I've gone through a few iterations of profiling and optimization now. Most of the speedup came from
DM-13912, which improved the runtime by ~25-30% by switching from scipy.sparse matrices to analytic `LinearFilter` objects in scarlet. There was also a noticeable (~5-10%) speedup using numpy.zeros in place of numpy.zeros_like, which has an extra copy method to handle initializing arrays of strings.
The above image shows the current profile when running snakeviz. The function that takes the most time is apply_filters, which is the function that performs the fractional translations in x and y. This is not due to the speed of the function (which is about twice as fast as prox_weighted_monotonic, for example) but the number of times it is called. prox_weighted_monotonic is called once per source per iteration while apply_filters is called ~7 times per source per iteration.
Peter Melchior and I have discussed optimizing the proxmin package to improve the algorithm we use to fit the solution now that we are no longer using the slower prox_g proximal operators. Once he implements those changes we have to decide how much time we want to spend trying to optimize scarlet.
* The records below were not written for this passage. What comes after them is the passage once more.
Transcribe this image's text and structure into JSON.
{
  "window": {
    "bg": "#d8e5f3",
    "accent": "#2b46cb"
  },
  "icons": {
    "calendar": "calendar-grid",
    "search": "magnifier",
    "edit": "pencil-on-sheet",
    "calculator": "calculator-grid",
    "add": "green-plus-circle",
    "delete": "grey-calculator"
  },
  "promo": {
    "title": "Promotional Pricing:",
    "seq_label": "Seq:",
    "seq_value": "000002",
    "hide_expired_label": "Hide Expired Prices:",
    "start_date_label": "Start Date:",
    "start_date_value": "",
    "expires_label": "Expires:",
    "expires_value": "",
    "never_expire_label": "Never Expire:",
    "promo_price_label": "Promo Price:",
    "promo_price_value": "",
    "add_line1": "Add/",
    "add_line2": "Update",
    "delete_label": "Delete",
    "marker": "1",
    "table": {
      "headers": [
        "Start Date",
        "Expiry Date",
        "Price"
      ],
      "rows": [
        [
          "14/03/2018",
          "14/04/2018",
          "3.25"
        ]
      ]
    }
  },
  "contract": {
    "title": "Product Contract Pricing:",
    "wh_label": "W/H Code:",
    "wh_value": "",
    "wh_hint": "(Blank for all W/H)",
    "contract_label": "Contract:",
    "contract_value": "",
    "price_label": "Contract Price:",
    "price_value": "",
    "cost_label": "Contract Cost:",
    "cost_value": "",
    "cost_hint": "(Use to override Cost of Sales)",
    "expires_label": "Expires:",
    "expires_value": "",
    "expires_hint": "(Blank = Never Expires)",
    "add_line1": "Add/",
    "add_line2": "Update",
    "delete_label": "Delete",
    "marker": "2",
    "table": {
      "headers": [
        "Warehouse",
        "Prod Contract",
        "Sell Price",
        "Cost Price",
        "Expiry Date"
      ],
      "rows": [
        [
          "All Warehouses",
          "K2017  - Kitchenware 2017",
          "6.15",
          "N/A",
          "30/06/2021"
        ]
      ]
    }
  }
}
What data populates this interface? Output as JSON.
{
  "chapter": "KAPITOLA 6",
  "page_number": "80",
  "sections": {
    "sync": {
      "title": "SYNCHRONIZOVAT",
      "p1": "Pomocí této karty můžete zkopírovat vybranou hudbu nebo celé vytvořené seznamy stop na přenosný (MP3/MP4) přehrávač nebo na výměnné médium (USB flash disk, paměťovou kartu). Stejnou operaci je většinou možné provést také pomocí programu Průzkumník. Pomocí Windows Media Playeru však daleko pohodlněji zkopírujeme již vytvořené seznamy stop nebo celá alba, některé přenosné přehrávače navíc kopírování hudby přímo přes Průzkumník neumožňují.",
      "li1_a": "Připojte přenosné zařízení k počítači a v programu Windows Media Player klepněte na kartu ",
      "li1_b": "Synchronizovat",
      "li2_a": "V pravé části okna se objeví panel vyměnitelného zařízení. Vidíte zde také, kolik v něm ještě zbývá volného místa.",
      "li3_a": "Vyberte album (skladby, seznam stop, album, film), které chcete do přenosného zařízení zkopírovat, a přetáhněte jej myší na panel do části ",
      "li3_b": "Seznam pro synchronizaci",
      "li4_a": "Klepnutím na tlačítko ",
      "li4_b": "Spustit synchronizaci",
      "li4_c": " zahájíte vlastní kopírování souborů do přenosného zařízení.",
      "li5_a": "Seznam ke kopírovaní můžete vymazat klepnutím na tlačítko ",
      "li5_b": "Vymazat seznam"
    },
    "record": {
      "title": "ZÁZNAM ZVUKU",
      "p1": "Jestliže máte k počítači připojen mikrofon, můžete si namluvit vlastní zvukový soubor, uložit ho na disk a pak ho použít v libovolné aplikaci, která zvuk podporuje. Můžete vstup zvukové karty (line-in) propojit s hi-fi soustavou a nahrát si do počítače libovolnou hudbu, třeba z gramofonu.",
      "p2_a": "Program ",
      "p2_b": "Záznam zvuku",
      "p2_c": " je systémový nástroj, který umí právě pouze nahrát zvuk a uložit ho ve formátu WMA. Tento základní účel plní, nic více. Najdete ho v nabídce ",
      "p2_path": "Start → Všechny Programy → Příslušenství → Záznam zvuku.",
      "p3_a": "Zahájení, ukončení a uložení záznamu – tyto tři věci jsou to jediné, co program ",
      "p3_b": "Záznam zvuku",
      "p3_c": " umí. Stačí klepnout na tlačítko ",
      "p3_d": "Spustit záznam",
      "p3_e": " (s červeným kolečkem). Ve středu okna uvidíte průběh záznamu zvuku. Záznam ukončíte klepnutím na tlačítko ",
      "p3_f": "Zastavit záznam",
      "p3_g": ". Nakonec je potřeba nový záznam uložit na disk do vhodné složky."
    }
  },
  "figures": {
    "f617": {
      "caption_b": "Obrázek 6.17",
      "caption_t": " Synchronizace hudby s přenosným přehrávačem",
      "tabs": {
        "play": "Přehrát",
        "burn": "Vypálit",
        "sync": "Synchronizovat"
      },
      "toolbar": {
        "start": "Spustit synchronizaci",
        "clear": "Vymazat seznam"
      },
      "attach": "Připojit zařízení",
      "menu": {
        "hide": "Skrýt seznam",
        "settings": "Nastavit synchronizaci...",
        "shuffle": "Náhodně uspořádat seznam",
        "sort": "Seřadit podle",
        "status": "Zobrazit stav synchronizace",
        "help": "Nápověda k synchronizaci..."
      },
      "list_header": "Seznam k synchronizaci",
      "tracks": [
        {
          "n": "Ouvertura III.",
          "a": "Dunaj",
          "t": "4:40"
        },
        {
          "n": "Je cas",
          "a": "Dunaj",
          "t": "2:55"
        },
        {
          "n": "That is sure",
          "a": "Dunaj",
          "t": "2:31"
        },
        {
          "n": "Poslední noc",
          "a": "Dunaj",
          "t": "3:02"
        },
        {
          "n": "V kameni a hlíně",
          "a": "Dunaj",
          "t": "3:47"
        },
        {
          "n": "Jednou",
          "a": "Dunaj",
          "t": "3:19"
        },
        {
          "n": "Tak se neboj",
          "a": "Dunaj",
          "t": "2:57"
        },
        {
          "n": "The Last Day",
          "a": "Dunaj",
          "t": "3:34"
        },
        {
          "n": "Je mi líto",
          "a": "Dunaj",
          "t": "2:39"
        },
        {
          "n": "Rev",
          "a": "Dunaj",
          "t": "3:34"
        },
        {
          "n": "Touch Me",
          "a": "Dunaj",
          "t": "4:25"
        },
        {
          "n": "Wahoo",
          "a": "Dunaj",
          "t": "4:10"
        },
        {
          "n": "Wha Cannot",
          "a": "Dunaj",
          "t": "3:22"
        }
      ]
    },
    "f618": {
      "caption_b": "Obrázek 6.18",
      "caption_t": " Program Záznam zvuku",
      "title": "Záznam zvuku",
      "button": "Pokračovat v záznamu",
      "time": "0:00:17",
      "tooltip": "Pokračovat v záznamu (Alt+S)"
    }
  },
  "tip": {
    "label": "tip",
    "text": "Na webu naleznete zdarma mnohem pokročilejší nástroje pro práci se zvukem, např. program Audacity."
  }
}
What is clear from the profile above is that there aren't any individual functions in the code that will give us large gains in optimization. At this point there are just a lot of small functions that cumulatively add up to a large processing time over many iterations (although a single iteration of scarlet is only a few milliseconds per blend). On the other hand, there might be a few places that we can be more clever about the way we calculate certain quantities.